Prof. Dr. Winfried Hardinghaus, Vorstandsvorsitzender des DHPV freut sich auf die Aktion mit dem NDR: „ Sie wird – neben der praktischen Unterstützung – dazu beitragen, die Lebensthemen Krankheit, Sterben und Tod weiter ins öffentliche Bewusstsein zu bringen und für eine Kultur der Wertschätzung gegenüber kranken und sterbenden Menschen zu sensibilisieren.“

Zusätzlich zu den Programmaktionen wird es am 3., 8. und 9. Dezember in Hamburg bzw. Hannover Benefizkonzerte geben, bei denen die Künstlerinnen und Künstler unentgeltlich auftreten. NDR 1 Welle Nord, NDR 2 und das NDR Landesfunkhaus Hamburg sammeln zudem mit Versteigerungen Spenden für den guten Zweck. Nicht zu vergessen die Sendung „DAS!“, die bereits im September ihr Rotes Sofa für 11.000 Euro versteigert hat.

Am Freitag, 16. Dezember, mündet „Hand in Hand für Norddeutschland“ in den großen Spendentag: Von morgens bis abends nehmen zahlreiche Prominente sowie NDR Mitarbeiterinnen und Mitarbeiter telefonisch Spenden entgegen. Die Liste der freiwilligen Helferinnen und Helfer liest sich streckenweise wie ein norddeutsches „Who’s Who“ – dabei sein möchten u. a. Torsten Albig, Stephan Weil, Boris Pistorius, Peter Harry Carstensen, Rudolf Seiters, Kirsten Bruhn, Bastian Dankert, Till Demtroeder, Arved Fuchs, Martin Kind, Lotto King Karl, Heinz-Rudolf Kunze, Dirk Luther, John Neumeier, Hinrich Romeike, Katrin Sass und Hinnerk Schönemann.

Im NDR Fernsehen präsentieren Judith Rakers und Jörg Pilawa ab 20.15 Uhr die Live-Sendung „Hand in Hand für Norddeutschland – Der große NDR Spendenabend“. Darin empfangen sie u. a. den Leiter des Hospizes Leuchtfeuer, Ulf Bodenhagen, sowie die Gründerin des Hospizes Sternenbrücke, Ute Nerge. Während des Abends nehmen an den Telefonen im Studio prominente Gäste weiterhin Spenden entgegen, darunter Nina Bott, Yasmina Filali, Michael Fitz, Volker Lechtenbrink, Lutz Marmor, Wolfgang Trepper, Saskia Valencia sowie Elke Wiswedel und Jens Mahrhold von NDR 2. Als Musikacts sind dabei u. a. Michelle, Max Giesinger, Silbermond und Matt Simons sowie der Poetry-Slammer Dominik Bartels, der sich mit dem Thema Tod und Sterben befasst. Im Anschluss setzt die „NDR Talk Show“ live ab 22.00 Uhr den Spendenaufruf fort und informiert über den aktuellen Spendenstand. Die zentrale kostenfreie Spenden-Telefonnummer ist 08000 637000.

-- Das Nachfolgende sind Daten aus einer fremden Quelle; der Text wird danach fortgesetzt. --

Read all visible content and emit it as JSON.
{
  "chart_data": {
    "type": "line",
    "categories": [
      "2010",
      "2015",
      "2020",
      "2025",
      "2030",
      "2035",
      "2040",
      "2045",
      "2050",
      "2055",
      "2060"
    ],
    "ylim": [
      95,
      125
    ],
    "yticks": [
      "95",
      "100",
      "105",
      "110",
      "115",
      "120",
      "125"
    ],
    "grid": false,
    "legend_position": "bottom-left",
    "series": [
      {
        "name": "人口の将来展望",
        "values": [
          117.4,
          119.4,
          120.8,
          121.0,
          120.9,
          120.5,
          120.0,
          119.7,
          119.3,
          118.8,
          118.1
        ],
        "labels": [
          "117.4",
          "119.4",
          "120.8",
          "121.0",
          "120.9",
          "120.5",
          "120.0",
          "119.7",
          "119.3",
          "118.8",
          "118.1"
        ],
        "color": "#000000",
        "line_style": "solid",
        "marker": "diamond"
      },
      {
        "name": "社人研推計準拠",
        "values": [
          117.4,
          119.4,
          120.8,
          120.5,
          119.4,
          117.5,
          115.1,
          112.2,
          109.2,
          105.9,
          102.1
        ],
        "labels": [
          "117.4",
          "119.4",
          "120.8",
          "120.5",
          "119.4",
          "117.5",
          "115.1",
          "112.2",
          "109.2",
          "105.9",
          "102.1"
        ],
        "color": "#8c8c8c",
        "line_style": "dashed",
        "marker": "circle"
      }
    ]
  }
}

Das Spendenkonto für die Aktion ist eingerichtet bei der Bank für Sozialwirtschaft, IBAN: DE 47 251 205 100 100 100 100, Kontoinhaber: Deutscher Hospiz- und Palliativ-Verband e. V.; Spendenzweck: Hand in Hand 2016. Zuschauer, Hörer und Internet-Nutzer können per Online-Überweisung, in allen Banken und Sparkassen sowie über www.NDR.de/handinhand spenden.

Ziel der Hospiz- und Palliativarbeit ist es, Menschen durch Zuwendung und Unterstützung ein Sterben in Würde zu ermöglichen. Dazu gehören größtmögliche Autonomie bis zuletzt, Schmerzfreiheit und Geborgenheit in vertrauter Umgebung und im Kreis der Familie und Freunde, palliativmedizinische und -pflegerische Betreuung sowie verlässliche psychosoziale wie spirituelle Begleitung. Im DHPV, dem Dachverband von bundesweit mehr als 1000 Hospizvereinen und Palliativeinrichtungen, sind mehr als 100.000 Menschen vor allem ehrenamtlich und bürgerschaftlich engagiert.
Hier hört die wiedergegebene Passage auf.